FIRST Lady Grace Mugabe was yesterday lambasted in Parliament by Norton MP Temba Mliswa for interfering with executive decisions, and in the process, protecting corrupt ministers.

BY VENERANDA LANGA

“The First Lady cannot interfere with executive decisions, and where does she get the powers to stop an investigation of Higher Education minister Jonathan Moyo? And with all due respect the Vice-President Emmerson Mnangagwa was very clear to say that the First Lady has no executive powers,” he said while contributing to debate in the National Assembly on a motion in reply to the Presidential Speech.

“When I go into the Constitution, I do not see any section which confers executive powers on the First Lady.” Mliswa said President Robert Mugabe had failed to put a leash on his wife.

He said Mugabe was also failing to curtail corruption, which was now being permeated by the First Family, with recent reports that Grace’s son, Russel Goreraza, had imported two Rolls Royce vehicles worth $5,4 million in a country struggling to get foreign currency.

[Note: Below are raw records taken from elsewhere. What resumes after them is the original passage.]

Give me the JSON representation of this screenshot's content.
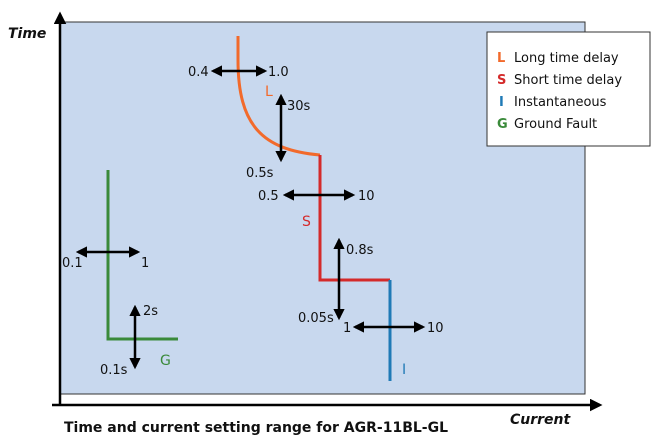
{
  "axes": {
    "y_label": "Time",
    "x_label": "Current"
  },
  "caption": "Time and current setting range for AGR-11BL-GL",
  "colors": {
    "background": "#c8d8ee",
    "long_time": "#f26a2b",
    "short_time": "#d42a2a",
    "instantaneous": "#1f7ab6",
    "ground_fault": "#3a8a3a"
  },
  "legend": [
    {
      "key": "L",
      "label": "Long time delay",
      "color": "#f26a2b"
    },
    {
      "key": "S",
      "label": "Short time delay",
      "color": "#d42a2a"
    },
    {
      "key": "I",
      "label": "Instantaneous",
      "color": "#1f7ab6"
    },
    {
      "key": "G",
      "label": "Ground Fault",
      "color": "#3a8a3a"
    }
  ],
  "curves": {
    "long_time": {
      "letter": "L",
      "current_min": "0.4",
      "current_max": "1.0",
      "time_max": "30s",
      "time_min": "0.5s"
    },
    "short_time": {
      "letter": "S",
      "current_min": "0.5",
      "current_max": "10",
      "time_max": "0.8s",
      "time_min": "0.05s"
    },
    "instantaneous": {
      "letter": "I",
      "current_min": "1",
      "current_max": "10"
    },
    "ground_fault": {
      "letter": "G",
      "current_min": "0.1",
      "current_max": "1",
      "time_max": "2s",
      "time_min": "0.1s"
    }
  }
}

“The First Family has no will to deal with corruption because we see luxurious cars being bought when we have no foreign currency in the country,” Mliswa said.

“Posh cars worth $5,4 million have been bought and we need to be sensitive to the plight of Zimbabweans because you cannot buy expensive cars when there is no foreign currency.”

He then took a dig at Home Affairs minister Ignatius Chombo, saying he should be investigated for land scandals and promoting land barons.

The MP was referring to Mugabe’s announcement that a Land Developers’ Bill would be brought before Parliament for crafting. Mliswa said when Chombo was Local Government minister, he presided over land barons.

“The current Local Government minister Saviour Kasukuwere is too small to deal with the issue of land barons and so let Chombo deal with them,” he said.

“This Land Development Bill is incomplete if Chombo is not investigated as the minister who was in charge.

“[When] Kasukuwere came into office, there was no land.”

Meanwhile, the mover of the motion on the Presidential speech, Daniel Mackenzie Ncube (Zanu PF), suggested that judges’ wigs must be done away with, as they were colonial regalia.

In an unrelated matter, Speaker of the National Assembly Jacob Mudenda congratulated leader of the opposition, Thokozani Khupe, for graduating with a doctorate, saying five more legislators were working on attaining theirs.

Buhera South MP Joseph Chinotimba then stood up saying the MDC-T legislators must update the House on their leader Morgan Tsvangirai’s health, after reports he was airlifted to South Africa for emergency treatment.

“We want to know from MDC-T vice-presidents Nelson Chamisa and Elias Mudzuri if they were not the ones that poisoned him,” he said.

But Mudenda ruled him out of order, adding the House wished Tsvangirai a speedy recovery.